Zichichi annuncia i suoi progetti in una nota in cui replica al direttore di Legambiente, Gianfranco Zanna, “vittima dell’Hiroshima culturale in cui è immersa la vita di tutti i giorni”.

“È per voltare pagina che il presidente Crocetta mi ha convinto ad accettare la sua offerta di entrare a far parte del nuovo governo siciliano – dice Zichichi – Ebbene nel corso di queste poche settimane trascorse dalla mia nomina, io e miei collaboratori siamo impegnati su ben sette progetti”. Per l’assessore “non è certo in un clima di continui attacchi e polemiche che si può operare per il bene della nostra Sicilia”.

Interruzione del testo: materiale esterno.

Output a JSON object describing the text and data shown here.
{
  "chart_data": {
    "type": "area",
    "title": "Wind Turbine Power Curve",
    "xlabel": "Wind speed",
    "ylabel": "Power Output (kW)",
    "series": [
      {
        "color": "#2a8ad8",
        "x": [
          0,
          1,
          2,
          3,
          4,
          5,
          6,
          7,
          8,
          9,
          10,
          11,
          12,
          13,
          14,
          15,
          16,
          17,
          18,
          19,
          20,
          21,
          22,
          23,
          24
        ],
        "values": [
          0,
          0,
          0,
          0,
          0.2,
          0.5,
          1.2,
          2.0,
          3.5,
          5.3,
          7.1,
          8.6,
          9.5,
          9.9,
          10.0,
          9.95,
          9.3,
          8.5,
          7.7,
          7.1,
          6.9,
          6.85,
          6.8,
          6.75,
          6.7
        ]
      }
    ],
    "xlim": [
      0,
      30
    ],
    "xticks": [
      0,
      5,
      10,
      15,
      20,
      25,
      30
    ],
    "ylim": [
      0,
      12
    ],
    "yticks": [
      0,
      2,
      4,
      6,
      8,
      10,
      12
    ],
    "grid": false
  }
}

“Mi sono impegnato per lavorare al fianco del presidente Crocetta al fine di ridare alla Sicilia il ruolo di patria della cultura che le spetta, sia per il suo passato, sia per il suo inestimabile potenziale di energie e di talenti, che deve essere valorizzato – prosegue – Il nostro obiettivo non sono parole e pugni sul tavolo per dimostrare ‘se ci sei, batti un colpo’ come vorrebbe il direttore di Legambiente Zanna”.

“Noi lavoriamo sui progetti e, per fare questo, non bastano le parole e le chiacchiere. Sono necessari studi rigorosamente logici basati su calcoli e risultati teorici da trasformare in realtà nuove – conclude il professore – il che vuol dire progetti in grado di dare contributi concreti affinchè la Sicilia possa veramente voltare pagina”.